How Advaxis uses Listeria monocytogenes
The first thing Advaxis does is to attenuate the bacterium. We reduce it’s virulence (ability to cause disease) between 10,000 – 100,000 times; thus making the agent much safer to use than wild Listeria.
Then we bioengineer Listeria to become a therapeutic aging based on the details of Listeria’s intracellular activity. Inside the phagolysosome, Listeria produces and secretes the virulence factor listeriolysin O ("LLO"), a protein that generates a hole in the membrane of the phagolysosome and allows the bacteria to escape into the relatively safe cytoplasm. Once in the cytoplasm, however, LLO still retains some activity and is also capable of creating a hole in the cell membrane. This would destroy the host cell, and spill the bacteria back out into the intercellular space where it would be exposed to more immune cell attacks and destruction. To prevent this, a sequence of approximately 30 amino acids is present in the LLO protein, called the PEST sequence (for the predominant amino acids it contains). This PEST sequence is recognized by the host cells and targets the LLO protein for rapid digestion, thus giving LLO a very short life span. The benefit for the Listeria is that the LLO is neutralized and the bacteria can continue to prosper inside the cell, which also remains alive.

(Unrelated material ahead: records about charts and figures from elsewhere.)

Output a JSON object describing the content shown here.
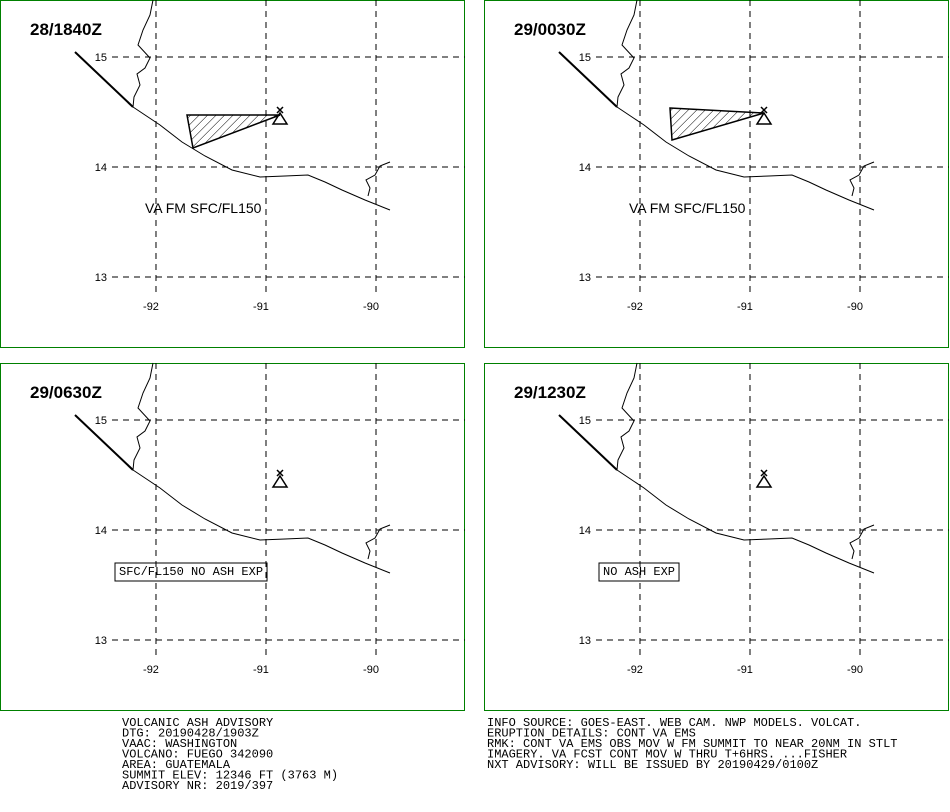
{
  "panels": [
    {
      "time": "28/1840Z",
      "label": "VA FM SFC/FL150",
      "boxed": false,
      "ash": true
    },
    {
      "time": "29/0030Z",
      "label": "VA FM SFC/FL150",
      "boxed": false,
      "ash": true
    },
    {
      "time": "29/0630Z",
      "label": "SFC/FL150 NO ASH EXP",
      "boxed": true,
      "ash": false
    },
    {
      "time": "29/1230Z",
      "label": "NO ASH EXP",
      "boxed": true,
      "ash": false
    }
  ],
  "lat_ticks": [
    15,
    14,
    13
  ],
  "lon_ticks": [
    -92,
    -91,
    -90
  ],
  "lonlim": [
    -93.418,
    -89.191
  ],
  "latlim": [
    12.355,
    15.518
  ],
  "advisory_left": [
    "VOLCANIC ASH ADVISORY",
    "DTG: 20190428/1903Z",
    "VAAC: WASHINGTON",
    "VOLCANO: FUEGO 342090",
    "AREA: GUATEMALA",
    "SUMMIT ELEV: 12346 FT (3763 M)",
    "ADVISORY NR: 2019/397"
  ],
  "advisory_right": [
    "INFO SOURCE: GOES-EAST. WEB CAM. NWP MODELS. VOLCAT.",
    "ERUPTION DETAILS: CONT VA EMS",
    "RMK: CONT VA EMS OBS MOV W FM SUMMIT TO NEAR 20NM IN STLT",
    "IMAGERY. VA FCST CONT MOV W THRU T+6HRS. ...FISHER",
    "NXT ADVISORY: WILL BE ISSUED BY 20190429/0100Z"
  ]
}
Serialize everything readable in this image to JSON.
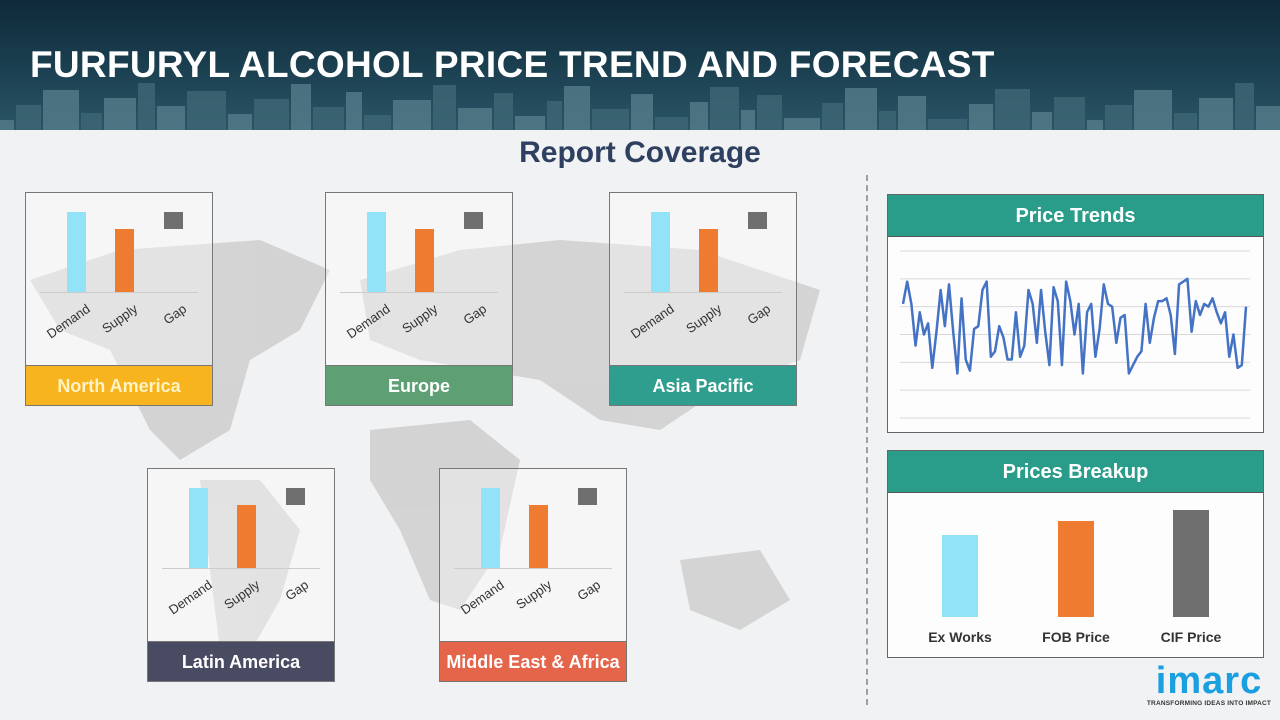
{
  "header": {
    "title": "FURFURYL ALCOHOL PRICE TREND AND FORECAST"
  },
  "section_title": "Report Coverage",
  "colors": {
    "demand": "#93e3f8",
    "supply": "#ee7b30",
    "gap": "#6f6f6f",
    "panel_header": "#2a9d8a",
    "line": "#4472c4",
    "header_bg": "#1d4354"
  },
  "regions": [
    {
      "name": "North America",
      "color": "#f7b41f",
      "text_color": "#fff3c4"
    },
    {
      "name": "Europe",
      "color": "#5e9f74",
      "text_color": "#ffffff"
    },
    {
      "name": "Asia Pacific",
      "color": "#2f9e8e",
      "text_color": "#ffffff"
    },
    {
      "name": "Latin America",
      "color": "#484b62",
      "text_color": "#ffffff"
    },
    {
      "name": "Middle East & Africa",
      "color": "#e5654a",
      "text_color": "#ffffff"
    }
  ],
  "chart_data": [
    {
      "type": "bar",
      "chart": "regional-demand-supply",
      "categories": [
        "Demand",
        "Supply",
        "Gap"
      ],
      "values": [
        100,
        79,
        21
      ],
      "note_gap_floating": true
    },
    {
      "type": "line",
      "title": "Price Trends",
      "grid": true,
      "ylim": [
        0,
        6
      ],
      "values": [
        4.1,
        4.9,
        4.1,
        2.6,
        3.8,
        3.0,
        3.4,
        1.8,
        3.1,
        4.6,
        3.3,
        4.8,
        3.1,
        1.6,
        4.3,
        2.1,
        1.7,
        3.2,
        3.3,
        4.6,
        4.9,
        2.2,
        2.4,
        3.3,
        2.9,
        2.1,
        2.1,
        3.8,
        2.2,
        2.6,
        4.6,
        4.1,
        2.7,
        4.6,
        3.1,
        1.9,
        4.7,
        4.2,
        1.9,
        4.9,
        4.2,
        3.0,
        4.1,
        1.6,
        3.8,
        4.1,
        2.2,
        3.2,
        4.8,
        4.1,
        4.0,
        2.7,
        3.6,
        3.7,
        1.6,
        1.9,
        2.2,
        2.4,
        4.1,
        2.7,
        3.6,
        4.2,
        4.2,
        4.3,
        3.7,
        2.3,
        4.8,
        4.9,
        5.0,
        3.1,
        4.2,
        3.7,
        4.1,
        4.0,
        4.3,
        3.8,
        3.4,
        3.8,
        2.2,
        3.0,
        1.8,
        1.9,
        4.0
      ]
    },
    {
      "type": "bar",
      "title": "Prices Breakup",
      "categories": [
        "Ex Works",
        "FOB Price",
        "CIF Price"
      ],
      "values": [
        77,
        90,
        100
      ],
      "colors": [
        "#93e3f8",
        "#ee7b30",
        "#6f6f6f"
      ]
    }
  ],
  "logo": {
    "word": "imarc",
    "tagline": "TRANSFORMING IDEAS INTO IMPACT"
  }
}
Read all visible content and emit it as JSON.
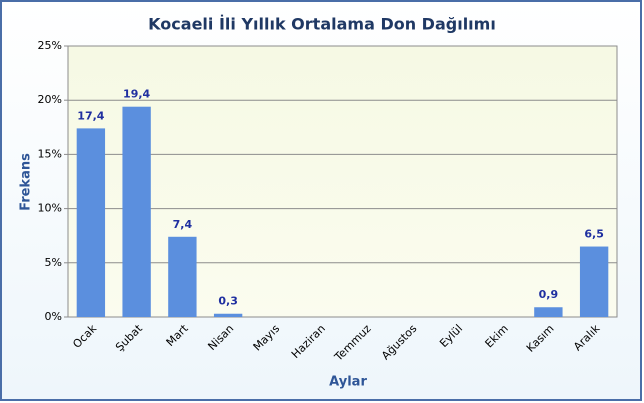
{
  "chart_data": {
    "type": "bar",
    "title": "Kocaeli İli Yıllık Ortalama Don Dağılımı",
    "x_label": "Aylar",
    "y_label": "Frekans",
    "categories": [
      "Ocak",
      "Şubat",
      "Mart",
      "Nisan",
      "Mayıs",
      "Haziran",
      "Temmuz",
      "Ağustos",
      "Eylül",
      "Ekim",
      "Kasım",
      "Aralık"
    ],
    "values": [
      17.4,
      19.4,
      7.4,
      0.3,
      null,
      null,
      null,
      null,
      null,
      null,
      0.9,
      6.5
    ],
    "value_labels": [
      "17,4",
      "19,4",
      "7,4",
      "0,3",
      null,
      null,
      null,
      null,
      null,
      null,
      "0,9",
      "6,5"
    ],
    "color": "#5b8fde",
    "ylim": [
      0,
      25
    ],
    "yticks": [
      {
        "value": 0,
        "label": "0%"
      },
      {
        "value": 5,
        "label": "5%"
      },
      {
        "value": 10,
        "label": "10%"
      },
      {
        "value": 15,
        "label": "15%"
      },
      {
        "value": 20,
        "label": "20%"
      },
      {
        "value": 25,
        "label": "25%"
      }
    ],
    "grid": true
  }
}
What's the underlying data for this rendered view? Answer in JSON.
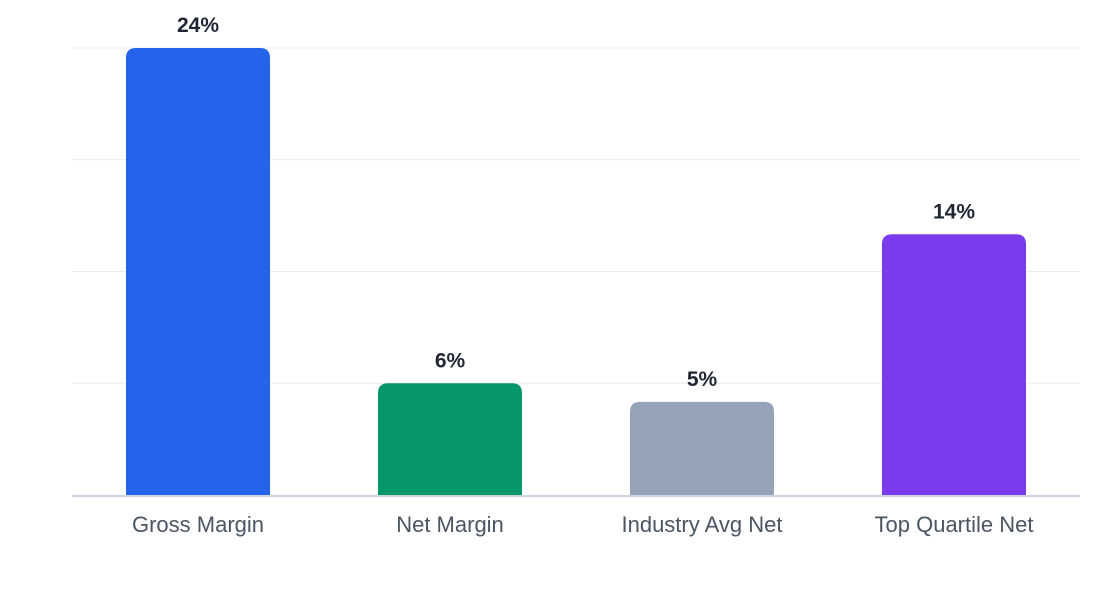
{
  "chart_data": {
    "type": "bar",
    "categories": [
      "Gross Margin",
      "Net Margin",
      "Industry Avg Net",
      "Top Quartile Net"
    ],
    "values": [
      24,
      6,
      5,
      14
    ],
    "value_labels": [
      "24%",
      "6%",
      "5%",
      "14%"
    ],
    "colors": [
      "#2563eb",
      "#059669",
      "#94a3b8",
      "#7c3aed"
    ],
    "title": "",
    "xlabel": "",
    "ylabel": "",
    "ylim": [
      0,
      24
    ],
    "grid": true,
    "legend": "none"
  }
}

Since the activation of the immune system is also dependent upon the digestion of antigens and the creation of small fragments that can be used as recognition sites for an immune attack, Advaxis reasoned that we might use this mechanism that rapidly breaks down LLO to also break down antigens, which are released in both the phagolysosome and in the cytoplasm of the APC. To do so, we created a proprietary method in which we engineer Listeria to secrete a "fusion protein" which is comprised of a tumor specific antigen that we wish to use as the focus for an immune attack that is fused to a segment of LLO. In this way, we can accelerate the breakdown of antigens into immuno-active fragments because the PEST sequence of the fusion protein is recognized and the secreted antigen fusion protein is routed for rapid degradation, thus accelerating both the rate at which antigen fragments are created and the speed with which they are delivered to the immune system for use in the creation of recognition molecules that activate T cells. Furthermore, the fusion of the antigen to LLO is essential to promote the secretion of the antigen, because the signal sequence needed for LLO secretion is kept intact in the fusion protein.
Another reason we use LLO is because it is a strong immune adjuvant. Since Listeria that are killed in the phagolysosome are not virulent, but the Listeria that escape from the digestive phagolysosome via the actions of LLO are virulent, LLO is considered to be a virulence factor for Listeria. As a virulence factor, we have evolved very strong innate immune responses to LLO, and so by engineering Listeria to secrete a tumor specific antigen fused to an immunogenic fragment of LLO Advaxis vaccines secrete both a tumor antigen (tumor target) and an adjuvant in one molecule.